A Friday Wine.
It has been a good day. I had an excellent lunch with a couple of writerly friends in Liverpool and now feel convinced that I have a plot outline for my novel.
I like this feeling before I start to write a book - a sort of excitement (and also a small amount of fear) as I contemplate the blank page or screen. I have often heard other writers say their book is like their child. If that is so then I guess this is the anticipation of birth. Sometimes I think I can feel it fluttering a little inside my head the way Hodmandod Minor's and Major's feet and hands flailed out and my skin transiently stretched to take their shape - a vague brief outline.
Then, when they born, they were perfect (or so it appeared to me) - unscarred by the sharp edges of the world - and all things seemed possible. And so it is with this book which resides only in my mind. It is perfect as any fond dream can be.

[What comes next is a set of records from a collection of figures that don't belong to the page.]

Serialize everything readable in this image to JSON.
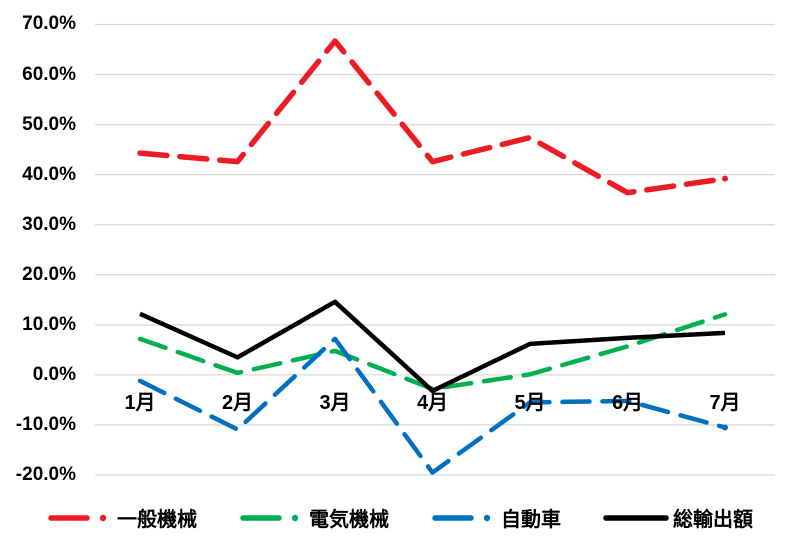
{
  "chart_data": {
    "type": "line",
    "title": "",
    "xlabel": "",
    "ylabel": "",
    "unit": "%",
    "categories": [
      "1月",
      "2月",
      "3月",
      "4月",
      "5月",
      "6月",
      "7月"
    ],
    "y_ticks": [
      "70.0%",
      "60.0%",
      "50.0%",
      "40.0%",
      "30.0%",
      "20.0%",
      "10.0%",
      "0.0%",
      "-10.0%",
      "-20.0%"
    ],
    "y_tick_values": [
      70,
      60,
      50,
      40,
      30,
      20,
      10,
      0,
      -10,
      -20
    ],
    "ylim": [
      -20,
      70
    ],
    "grid": "horizontal-only",
    "gridline_color": "#d9d9d9",
    "background_color": "#ffffff",
    "legend_position": "bottom",
    "series": [
      {
        "name": "一般機械",
        "color": "#ed1c24",
        "line_style": "long-dash",
        "line_width": 5.5,
        "end_dot": true,
        "values": [
          44.3,
          42.6,
          66.7,
          42.6,
          47.4,
          36.4,
          39.2
        ]
      },
      {
        "name": "電気機械",
        "color": "#00b050",
        "line_style": "long-dash",
        "line_width": 4.5,
        "end_dot": false,
        "values": [
          7.2,
          0.4,
          4.8,
          -2.8,
          0.1,
          5.7,
          12.1
        ]
      },
      {
        "name": "自動車",
        "color": "#0070c0",
        "line_style": "long-dash",
        "line_width": 4.5,
        "end_dot": true,
        "values": [
          -1.2,
          -10.9,
          7.2,
          -19.5,
          -5.5,
          -5.2,
          -10.5
        ]
      },
      {
        "name": "総輸出額",
        "color": "#000000",
        "line_style": "solid",
        "line_width": 4.5,
        "end_dot": false,
        "values": [
          12.2,
          3.5,
          14.6,
          -3.2,
          6.2,
          7.4,
          8.4
        ]
      }
    ]
  }
}
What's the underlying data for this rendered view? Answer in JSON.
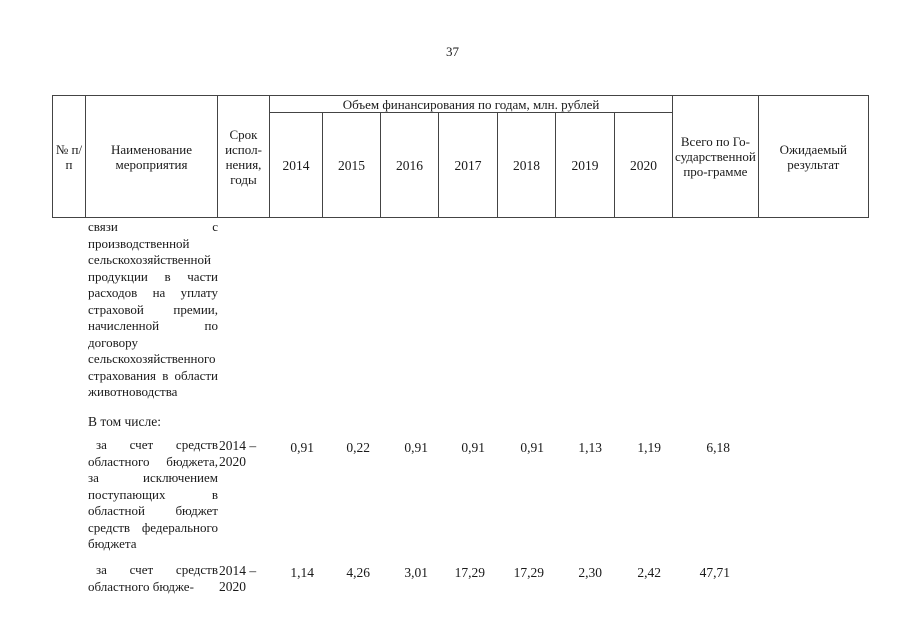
{
  "page_number": "37",
  "header": {
    "num": "№ п/п",
    "name": "Наименование мероприятия",
    "period": "Срок испол-нения, годы",
    "funding": "Объем финансирования по годам, млн. рублей",
    "years": [
      "2014",
      "2015",
      "2016",
      "2017",
      "2018",
      "2019",
      "2020"
    ],
    "total": "Всего по Го-сударственной про-грамме",
    "result": "Ожидаемый результат"
  },
  "continuation_text": "связи с производственной сельскохозяйственной продукции в части расходов на уплату страховой премии, начисленной по договору сельскохозяйственного страхования в области животноводства",
  "in_total_label": "В том числе:",
  "rows": [
    {
      "name": "за счет средств областного бюджета, за исключением поступающих в областной бюджет средств федерального бюджета",
      "period": "2014 – 2020",
      "values": [
        "0,91",
        "0,22",
        "0,91",
        "0,91",
        "0,91",
        "1,13",
        "1,19"
      ],
      "total": "6,18"
    },
    {
      "name": "за счет средств областного бюдже-",
      "period": "2014 – 2020",
      "values": [
        "1,14",
        "4,26",
        "3,01",
        "17,29",
        "17,29",
        "2,30",
        "2,42"
      ],
      "total": "47,71"
    }
  ]
}
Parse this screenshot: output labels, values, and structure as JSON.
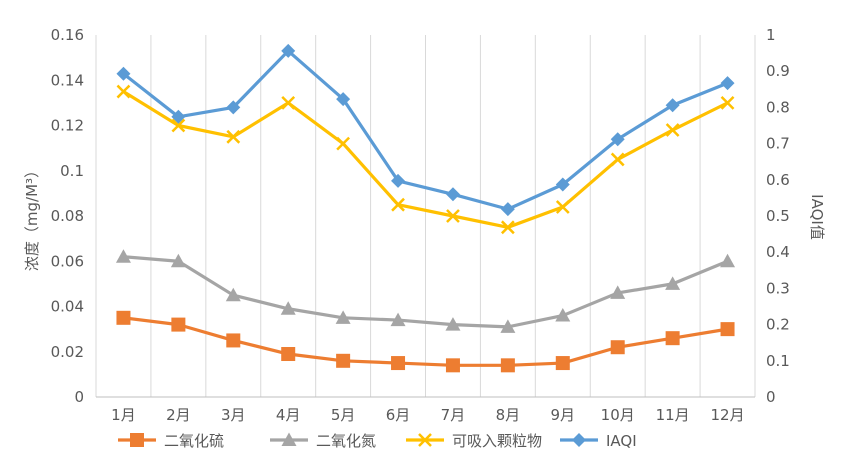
{
  "chart_data": {
    "type": "line",
    "categories": [
      "1月",
      "2月",
      "3月",
      "4月",
      "5月",
      "6月",
      "7月",
      "8月",
      "9月",
      "10月",
      "11月",
      "12月"
    ],
    "ylabel": "浓度（mg/M³）",
    "y2label": "IAQI值",
    "ylim": [
      0,
      0.16
    ],
    "y2lim": [
      0,
      1
    ],
    "yticks": [
      "0",
      "0.02",
      "0.04",
      "0.06",
      "0.08",
      "0.1",
      "0.12",
      "0.14",
      "0.16"
    ],
    "y2ticks": [
      "0",
      "0.1",
      "0.2",
      "0.3",
      "0.4",
      "0.5",
      "0.6",
      "0.7",
      "0.8",
      "0.9",
      "1"
    ],
    "grid": "vertical",
    "legend_position": "bottom",
    "series": [
      {
        "name": "二氧化硫",
        "axis": "left",
        "color": "#ED7D31",
        "marker": "square",
        "values": [
          0.035,
          0.032,
          0.025,
          0.019,
          0.016,
          0.015,
          0.014,
          0.014,
          0.015,
          0.022,
          0.026,
          0.03
        ]
      },
      {
        "name": "二氧化氮",
        "axis": "left",
        "color": "#A5A5A5",
        "marker": "triangle",
        "values": [
          0.062,
          0.06,
          0.045,
          0.039,
          0.035,
          0.034,
          0.032,
          0.031,
          0.036,
          0.046,
          0.05,
          0.06
        ]
      },
      {
        "name": "可吸入颗粒物",
        "axis": "left",
        "color": "#FFC000",
        "marker": "x",
        "values": [
          0.135,
          0.12,
          0.115,
          0.13,
          0.112,
          0.085,
          0.08,
          0.075,
          0.084,
          0.105,
          0.118,
          0.13
        ]
      },
      {
        "name": "IAQI",
        "axis": "right",
        "color": "#5B9BD5",
        "marker": "diamond",
        "values": [
          0.893,
          0.774,
          0.8,
          0.956,
          0.823,
          0.597,
          0.56,
          0.519,
          0.587,
          0.712,
          0.806,
          0.867
        ]
      }
    ]
  }
}
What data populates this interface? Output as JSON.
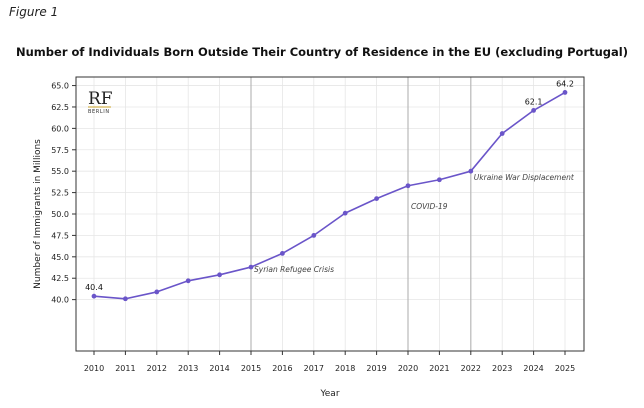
{
  "figure_label": "Figure 1",
  "logo": {
    "main": "RF",
    "sub": "BERLIN"
  },
  "colors": {
    "line": "#6a55c9",
    "event_line": "#b9b9b9",
    "grid": "#e6e6e6",
    "logo_rule": "#c9a227"
  },
  "chart_data": {
    "type": "line",
    "title": "Number of Individuals Born Outside Their Country of Residence in the EU (excluding Portugal)",
    "xlabel": "Year",
    "ylabel": "Number of Immigrants in Millions",
    "x": [
      2010,
      2011,
      2012,
      2013,
      2014,
      2015,
      2016,
      2017,
      2018,
      2019,
      2020,
      2021,
      2022,
      2023,
      2024,
      2025
    ],
    "values": [
      40.4,
      40.1,
      40.9,
      42.2,
      42.9,
      43.8,
      45.4,
      47.5,
      50.1,
      51.8,
      53.3,
      54.0,
      55.0,
      59.4,
      62.1,
      64.2
    ],
    "ylim": [
      34.0,
      66.0
    ],
    "yticks": [
      40.0,
      42.5,
      45.0,
      47.5,
      50.0,
      52.5,
      55.0,
      57.5,
      60.0,
      62.5,
      65.0
    ],
    "ytick_labels": [
      "40.0",
      "42.5",
      "45.0",
      "47.5",
      "50.0",
      "52.5",
      "55.0",
      "57.5",
      "60.0",
      "62.5",
      "65.0"
    ],
    "xtick_labels": [
      "2010",
      "2011",
      "2012",
      "2013",
      "2014",
      "2015",
      "2016",
      "2017",
      "2018",
      "2019",
      "2020",
      "2021",
      "2022",
      "2023",
      "2024",
      "2025"
    ],
    "grid": true,
    "data_labels": [
      {
        "x": 2010,
        "text": "40.4"
      },
      {
        "x": 2024,
        "text": "62.1"
      },
      {
        "x": 2025,
        "text": "64.2"
      }
    ],
    "events": [
      {
        "x": 2015,
        "label": "Syrian Refugee Crisis",
        "label_y": 43.2
      },
      {
        "x": 2020,
        "label": "COVID-19",
        "label_y": 50.6
      },
      {
        "x": 2022,
        "label": "Ukraine War Displacement",
        "label_y": 54.0
      }
    ]
  }
}
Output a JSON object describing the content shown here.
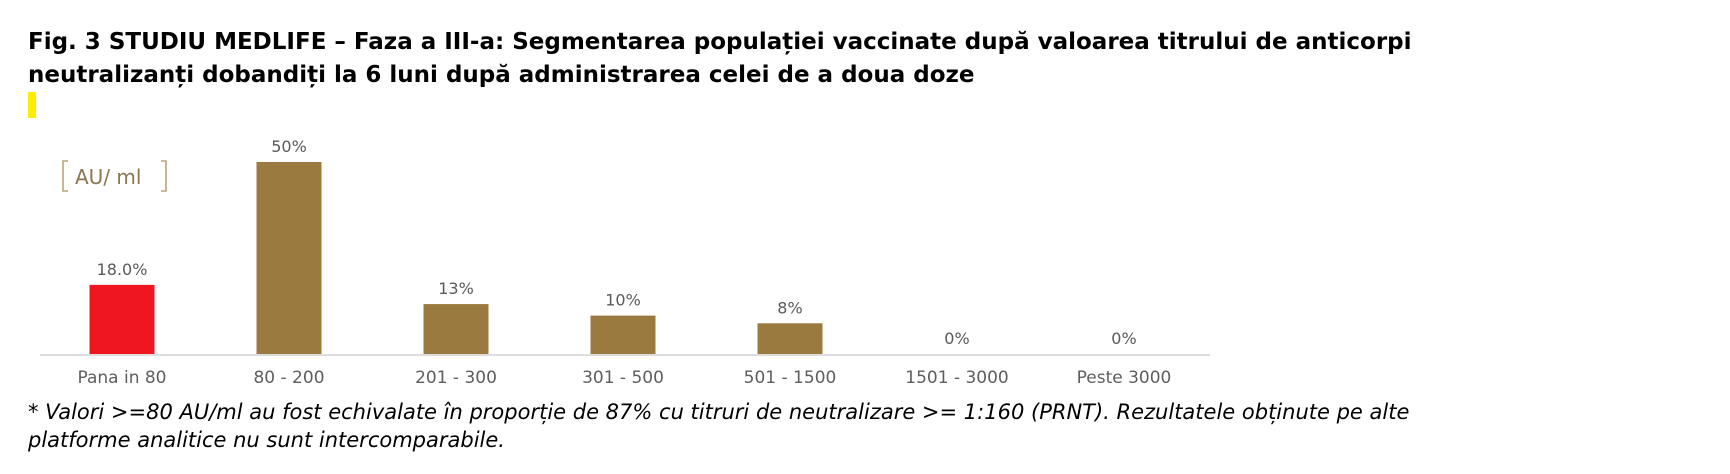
{
  "title_lines": [
    "Fig. 3 STUDIU MEDLIFE – Faza a III-a: Segmentarea populației vaccinate după valoarea titrului de anticorpi",
    "neutralizanți dobandiți la 6 luni după administrarea celei de a doua doze"
  ],
  "footnote_lines": [
    "* Valori >=80 AU/ml au fost echivalate în proporție de 87% cu titruri de neutralizare >= 1:160 (PRNT). Rezultatele obținute pe alte",
    "platforme analitice nu sunt intercomparabile."
  ],
  "chart_data": {
    "type": "bar",
    "unit_label": "AU/ ml",
    "categories": [
      "Pana in 80",
      "80 - 200",
      "201 - 300",
      "301 - 500",
      "501 - 1500",
      "1501 - 3000",
      "Peste 3000"
    ],
    "values": [
      18.0,
      50,
      13,
      10,
      8,
      0,
      0
    ],
    "value_labels": [
      "18.0%",
      "50%",
      "13%",
      "10%",
      "8%",
      "0%",
      "0%"
    ],
    "ylim": [
      0,
      50
    ],
    "grid": false,
    "colors": {
      "highlight": "#ef1620",
      "bar": "#9b7a40",
      "axis": "#d2d2d2"
    },
    "highlight_index": 0
  }
}
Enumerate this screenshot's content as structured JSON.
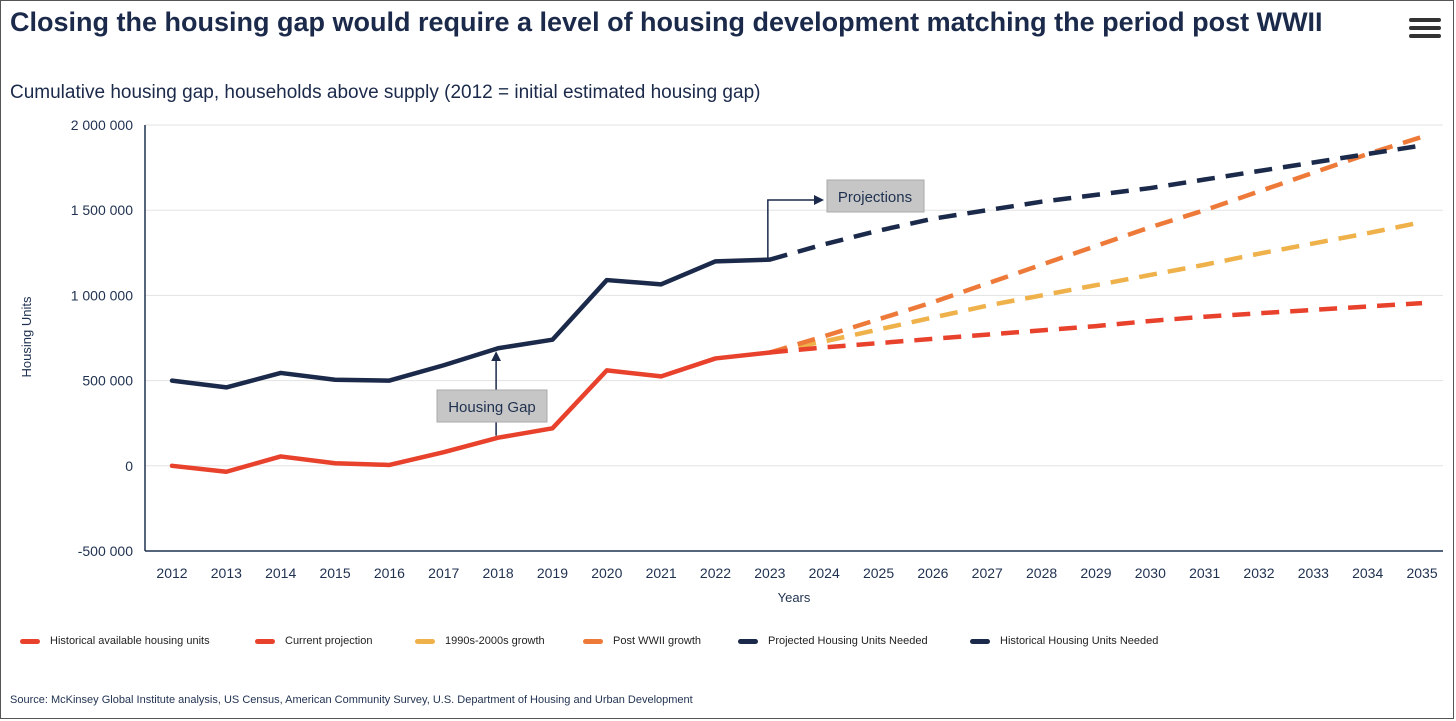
{
  "header": {
    "title": "Closing the housing gap would require a level of housing development matching the period post WWII",
    "subtitle": "Cumulative housing gap, households above supply (2012 = initial estimated housing gap)",
    "menu_icon": "hamburger-menu-icon"
  },
  "chart_data": {
    "type": "line",
    "xlabel": "Years",
    "ylabel": "Housing Units",
    "ylim": [
      -500000,
      2000000
    ],
    "yticks": [
      -500000,
      0,
      500000,
      1000000,
      1500000,
      2000000
    ],
    "ytick_labels": [
      "-500 000",
      "0",
      "500 000",
      "1 000 000",
      "1 500 000",
      "2 000 000"
    ],
    "categories": [
      "2012",
      "2013",
      "2014",
      "2015",
      "2016",
      "2017",
      "2018",
      "2019",
      "2020",
      "2021",
      "2022",
      "2023",
      "2024",
      "2025",
      "2026",
      "2027",
      "2028",
      "2029",
      "2030",
      "2031",
      "2032",
      "2033",
      "2034",
      "2035"
    ],
    "grid": "horizontal",
    "legend_position": "bottom",
    "series": [
      {
        "name": "Historical available housing units",
        "color": "#e8412c",
        "dashed": false,
        "x": [
          2012,
          2013,
          2014,
          2015,
          2016,
          2017,
          2018,
          2019,
          2020,
          2021,
          2022,
          2023
        ],
        "values": [
          0,
          -35000,
          55000,
          15000,
          5000,
          80000,
          165000,
          220000,
          560000,
          525000,
          630000,
          665000
        ]
      },
      {
        "name": "Current projection",
        "color": "#e8412c",
        "dashed": true,
        "x": [
          2023,
          2024,
          2025,
          2026,
          2027,
          2028,
          2029,
          2030,
          2031,
          2032,
          2033,
          2034,
          2035
        ],
        "values": [
          665000,
          695000,
          720000,
          745000,
          770000,
          795000,
          820000,
          850000,
          875000,
          895000,
          915000,
          935000,
          955000
        ]
      },
      {
        "name": "1990s-2000s growth",
        "color": "#efb14a",
        "dashed": true,
        "x": [
          2023,
          2024,
          2025,
          2026,
          2027,
          2028,
          2029,
          2030,
          2031,
          2032,
          2033,
          2034,
          2035
        ],
        "values": [
          665000,
          730000,
          800000,
          870000,
          940000,
          1000000,
          1060000,
          1120000,
          1180000,
          1245000,
          1305000,
          1365000,
          1430000
        ]
      },
      {
        "name": "Post WWII growth",
        "color": "#ee7a3a",
        "dashed": true,
        "x": [
          2023,
          2024,
          2025,
          2026,
          2027,
          2028,
          2029,
          2030,
          2031,
          2032,
          2033,
          2034,
          2035
        ],
        "values": [
          665000,
          760000,
          860000,
          960000,
          1070000,
          1180000,
          1290000,
          1400000,
          1500000,
          1610000,
          1720000,
          1830000,
          1930000
        ]
      },
      {
        "name": "Projected Housing Units Needed",
        "color": "#1b2a4a",
        "dashed": true,
        "x": [
          2023,
          2024,
          2025,
          2026,
          2027,
          2028,
          2029,
          2030,
          2031,
          2032,
          2033,
          2034,
          2035
        ],
        "values": [
          1210000,
          1300000,
          1380000,
          1450000,
          1500000,
          1550000,
          1590000,
          1630000,
          1680000,
          1730000,
          1780000,
          1830000,
          1880000
        ]
      },
      {
        "name": "Historical Housing Units Needed",
        "color": "#1b2a4a",
        "dashed": false,
        "x": [
          2012,
          2013,
          2014,
          2015,
          2016,
          2017,
          2018,
          2019,
          2020,
          2021,
          2022,
          2023
        ],
        "values": [
          500000,
          460000,
          545000,
          505000,
          500000,
          590000,
          690000,
          740000,
          1090000,
          1065000,
          1200000,
          1210000
        ]
      }
    ],
    "annotations": [
      {
        "text": "Housing Gap",
        "x": 2018,
        "arrow_from": 165000,
        "arrow_to": 690000
      },
      {
        "text": "Projections",
        "x": 2023
      }
    ]
  },
  "footer": {
    "source": "Source: McKinsey Global Institute analysis, US Census, American Community Survey, U.S. Department of Housing and Urban Development"
  }
}
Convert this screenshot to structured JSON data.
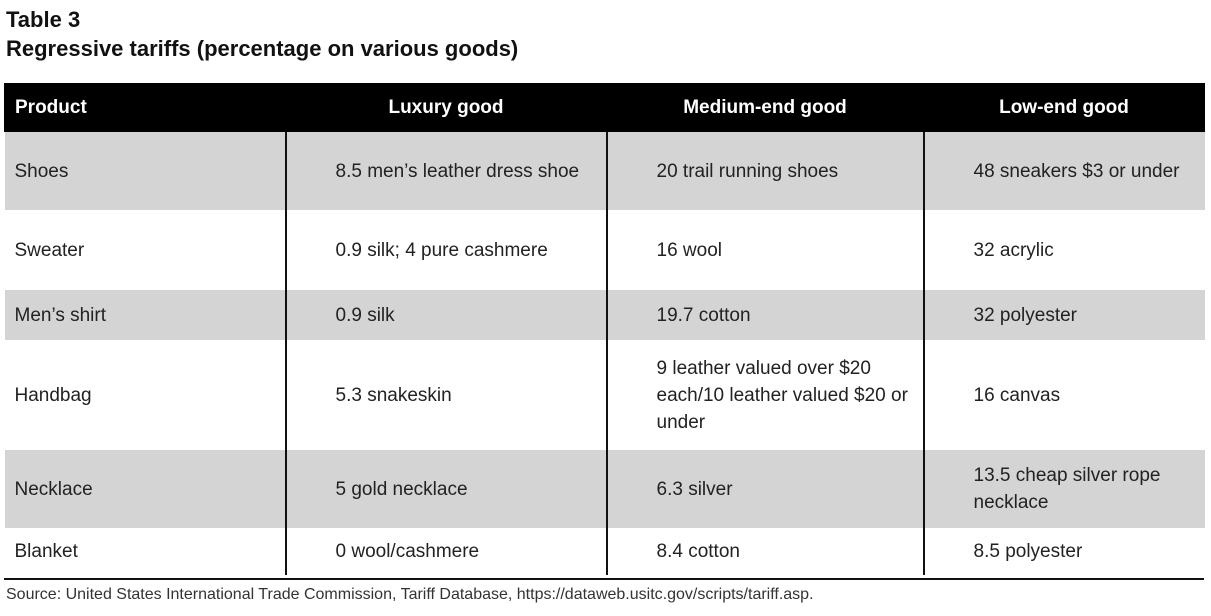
{
  "header": {
    "table_label": "Table 3",
    "table_title": "Regressive tariffs (percentage on various goods)"
  },
  "table": {
    "columns": [
      "Product",
      "Luxury good",
      "Medium-end good",
      "Low-end good"
    ],
    "rows": [
      {
        "product": "Shoes",
        "luxury": "8.5 men’s leather dress shoe",
        "medium": "20 trail running shoes",
        "low": "48 sneakers $3 or under"
      },
      {
        "product": "Sweater",
        "luxury": "0.9 silk; 4 pure cashmere",
        "medium": "16 wool",
        "low": "32 acrylic"
      },
      {
        "product": "Men’s shirt",
        "luxury": "0.9 silk",
        "medium": "19.7 cotton",
        "low": "32 polyester"
      },
      {
        "product": "Handbag",
        "luxury": "5.3 snakeskin",
        "medium": "9 leather valued over $20 each/10 leather valued $20 or under",
        "low": "16 canvas"
      },
      {
        "product": "Necklace",
        "luxury": "5 gold necklace",
        "medium": "6.3 silver",
        "low": "13.5 cheap silver rope necklace"
      },
      {
        "product": "Blanket",
        "luxury": "0 wool/cashmere",
        "medium": "8.4 cotton",
        "low": "8.5 polyester"
      }
    ]
  },
  "footer": {
    "source": "Source: United States International Trade Commission, Tariff Database, https://dataweb.usitc.gov/scripts/tariff.asp."
  },
  "colors": {
    "header_bg": "#000000",
    "header_text": "#ffffff",
    "shaded_row": "#d4d4d4",
    "plain_row": "#ffffff"
  }
}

However I was meaning to talk about wine and really I can't think of anything to say. Except it has the deep redness of oxygenated blood, and when I poured it into a glass it was so dark I could see myself reflected on its surface. It smelt just of wine, no berries, no fruit, just wine. I have not tasted it yet but since it is (i) mis en bouteille par Y.M. (ii) un grand vin de Boredeaux (iii) two years old, (iv) has a smart little crest on the bottle and on the label featuring a dragon (which looks much like a Welsh one to me) and (v) has a really excellent name (albeit spelt wrongly) I am optimistic.